Discovery

Massive lunar 'grand canyons' carved out in less than 10 minutes: study

The Schrödinger impact trajectory has important implications for the pending Artemis missions to the south polar region of the Moon, scientists say.

Orbital view of the Schrödinger peak-ring impact basin and two radiating canyons carved by impact ejecta. [NASA\SVS\Ernest T. Wright]
Orbital view of the Schrödinger peak-ring impact basin and two radiating canyons carved by impact ejecta. [NASA\SVS\Ernest T. Wright]

By BlueShift |

Two massive canyons on the Moon comparable in size to the Grand Canyon in North America were formed in less than 10 minutes, researchers said in a study published this week.

Scientists used photogeologic mapping to analyze the lunar canyons Vallis Schrödinger -- which measures 270km long and 2.7km deep -- and Vallis Planck -- which measures 280km long and 3.5km deep.

In comparison, the Grand Canyon spans about 446km and is at most 1.9km deep, the researchers noted. The massive terrestrial canyon was carved out of the Arizona desert by 5 million years of water erosion.

A team of scientists at the Lunar and Planetary Institute, an institute of the Universities Space Research Association in Houston, Texas, presented their scientific analysis of the creation of these "lunar grand canyons" in a study published February 4 in Nature Communications.

"The lunar landscape is dramatic," lead author David Kring told Space.com. "In the lunar south polar region, there are mountains that exceed Mt. Everest in height and canyons that exceed the Grand Canyon in depth."

"Future lunar surface explorers will be awed," he said.

'Staggering' force of impacts

The canyons extend outward from the northern rim of the Schrödinger Basin and were formed about 3.81 billion years ago by a cosmic impact -- when an asteroid or comet slammed into the Moon's far side, producing an asymmetrical pattern of crater excavation and transport of ejected debris, the study noted.

The team analyzed the ballistics of projectiles thrown by the impact and then determined how long it took to create the radial lunar grand canyons.

The velocities needed to throw the 0.5- to 1.25km blocks of ejecta that created the length of Vallis Schrödinger, assuming trajectory angles of between 20° and 45°, were around 1km per second.

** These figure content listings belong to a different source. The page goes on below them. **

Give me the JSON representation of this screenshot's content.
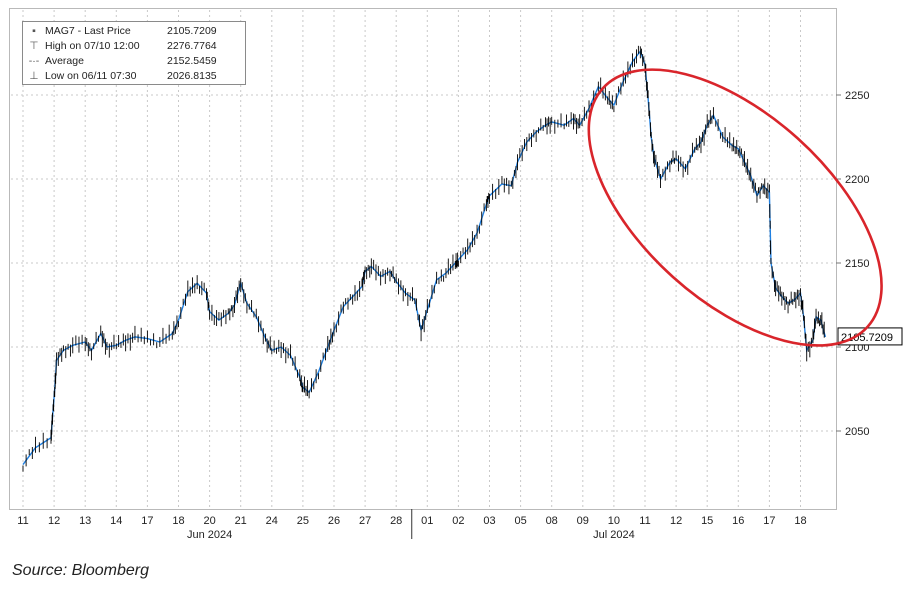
{
  "chart_data": {
    "type": "line",
    "legend": {
      "items": [
        {
          "symbol": "square",
          "label": "MAG7 - Last Price",
          "value": "2105.7209"
        },
        {
          "symbol": "high",
          "label": "High on 07/10 12:00",
          "value": "2276.7764"
        },
        {
          "symbol": "average",
          "label": "Average",
          "value": "2152.5459"
        },
        {
          "symbol": "low",
          "label": "Low on 06/11 07:30",
          "value": "2026.8135"
        }
      ],
      "placement": "top-left"
    },
    "y_axis": {
      "position": "right",
      "ticks": [
        2050,
        2100,
        2150,
        2200,
        2250
      ],
      "range": [
        2010,
        2300
      ],
      "last_price_label": "2105.7209"
    },
    "x_axis": {
      "ticks": [
        "11",
        "12",
        "13",
        "14",
        "17",
        "18",
        "20",
        "21",
        "24",
        "25",
        "26",
        "27",
        "28",
        "01",
        "02",
        "03",
        "05",
        "08",
        "09",
        "10",
        "11",
        "12",
        "15",
        "16",
        "17",
        "18"
      ],
      "months": [
        {
          "label": "Jun 2024",
          "start_index": 0,
          "end_index": 12
        },
        {
          "label": "Jul 2024",
          "start_index": 13,
          "end_index": 25
        }
      ]
    },
    "grid": true,
    "series": [
      {
        "values": [
          [
            0.0,
            2030
          ],
          [
            0.4,
            2040
          ],
          [
            0.9,
            2046
          ],
          [
            0.95,
            2058
          ],
          [
            1.02,
            2075
          ],
          [
            1.08,
            2092
          ],
          [
            1.3,
            2098
          ],
          [
            1.6,
            2101
          ],
          [
            2.0,
            2103
          ],
          [
            2.2,
            2098
          ],
          [
            2.5,
            2108
          ],
          [
            2.7,
            2100
          ],
          [
            3.0,
            2101
          ],
          [
            3.3,
            2104
          ],
          [
            3.6,
            2106
          ],
          [
            4.0,
            2105
          ],
          [
            4.4,
            2103
          ],
          [
            4.8,
            2108
          ],
          [
            5.0,
            2116
          ],
          [
            5.3,
            2133
          ],
          [
            5.6,
            2138
          ],
          [
            5.9,
            2132
          ],
          [
            6.0,
            2121
          ],
          [
            6.3,
            2116
          ],
          [
            6.6,
            2120
          ],
          [
            6.8,
            2125
          ],
          [
            7.0,
            2138
          ],
          [
            7.2,
            2126
          ],
          [
            7.5,
            2118
          ],
          [
            7.8,
            2105
          ],
          [
            8.0,
            2098
          ],
          [
            8.3,
            2100
          ],
          [
            8.6,
            2095
          ],
          [
            8.9,
            2082
          ],
          [
            9.0,
            2076
          ],
          [
            9.2,
            2073
          ],
          [
            9.5,
            2085
          ],
          [
            9.8,
            2100
          ],
          [
            10.0,
            2110
          ],
          [
            10.3,
            2124
          ],
          [
            10.6,
            2130
          ],
          [
            10.9,
            2136
          ],
          [
            11.0,
            2145
          ],
          [
            11.2,
            2148
          ],
          [
            11.5,
            2142
          ],
          [
            11.8,
            2145
          ],
          [
            12.0,
            2139
          ],
          [
            12.3,
            2132
          ],
          [
            12.6,
            2128
          ],
          [
            12.8,
            2110
          ],
          [
            13.0,
            2122
          ],
          [
            13.3,
            2140
          ],
          [
            13.6,
            2144
          ],
          [
            13.9,
            2150
          ],
          [
            14.0,
            2152
          ],
          [
            14.3,
            2158
          ],
          [
            14.6,
            2168
          ],
          [
            14.9,
            2185
          ],
          [
            15.0,
            2190
          ],
          [
            15.4,
            2197
          ],
          [
            15.7,
            2196
          ],
          [
            15.9,
            2210
          ],
          [
            16.2,
            2222
          ],
          [
            16.5,
            2228
          ],
          [
            16.8,
            2232
          ],
          [
            17.0,
            2234
          ],
          [
            17.4,
            2232
          ],
          [
            17.7,
            2236
          ],
          [
            17.9,
            2232
          ],
          [
            18.2,
            2242
          ],
          [
            18.5,
            2255
          ],
          [
            18.8,
            2248
          ],
          [
            19.0,
            2244
          ],
          [
            19.3,
            2258
          ],
          [
            19.6,
            2270
          ],
          [
            19.85,
            2276
          ],
          [
            20.0,
            2268
          ],
          [
            20.1,
            2248
          ],
          [
            20.2,
            2225
          ],
          [
            20.3,
            2212
          ],
          [
            20.5,
            2200
          ],
          [
            20.8,
            2210
          ],
          [
            21.0,
            2212
          ],
          [
            21.3,
            2206
          ],
          [
            21.6,
            2218
          ],
          [
            21.8,
            2222
          ],
          [
            22.0,
            2232
          ],
          [
            22.2,
            2238
          ],
          [
            22.5,
            2225
          ],
          [
            22.8,
            2220
          ],
          [
            23.0,
            2218
          ],
          [
            23.2,
            2210
          ],
          [
            23.4,
            2202
          ],
          [
            23.6,
            2190
          ],
          [
            23.8,
            2196
          ],
          [
            24.0,
            2192
          ],
          [
            24.05,
            2150
          ],
          [
            24.2,
            2135
          ],
          [
            24.4,
            2130
          ],
          [
            24.6,
            2126
          ],
          [
            24.8,
            2128
          ],
          [
            25.0,
            2132
          ],
          [
            25.1,
            2118
          ],
          [
            25.2,
            2098
          ],
          [
            25.4,
            2104
          ],
          [
            25.5,
            2118
          ],
          [
            25.65,
            2116
          ],
          [
            25.8,
            2106
          ]
        ]
      }
    ],
    "annotations": [
      {
        "type": "ellipse",
        "color": "#d9252b",
        "center": [
          22.9,
          2183
        ],
        "rx_index": 3.8,
        "ry_value": 68
      }
    ]
  },
  "source_text": "Source: Bloomberg",
  "colors": {
    "line": "#1f7fe0",
    "candle_wick": "#000000",
    "grid": "#c9c9c9",
    "ellipse": "#d9252b"
  }
}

The projectiles that created the farthest reach of the longer Vallis Planck had a slightly higher velocity of around 1.23 to 1.28km per second -- about half of the lunar escape velocity, the study noted.

These velocities, trajectory elevations and impact distances point to flight times for the ejected rock debris of 4.5 to 15 minutes for the creation of Vallis Schrödinger and 5.2 to 15.4 minutes for the longer Vallis Planck.

"The heaviest canyon forming impacts thus occurred within a 10-minute interval," Astronomy.com explained.

"Equally staggering is the calculated force of the impacts creating the chain of craters within Vallis Schrödinger," it said.

Artemis mission

"The valley was created by forces 700 times greater than the yield of all US, Russian and Chinese nuclear tests combined, or 130 times the power of the global inventory of nuclear weapons."

The Schrödinger Basin and its lunar grand canyons are on the southern far side of the Moon and therefore not visible from Earth, Astronomy.com pointed out.

But next year, Schrödinger is set to be visited by for the first time by a robotic lander built by Draper Laboratory in a commercial mission funded by NASA.

The Schrödinger Basin is also relatively near the Moon's southern pole -- one of the potential targets of the upcoming Artemis crewed landings.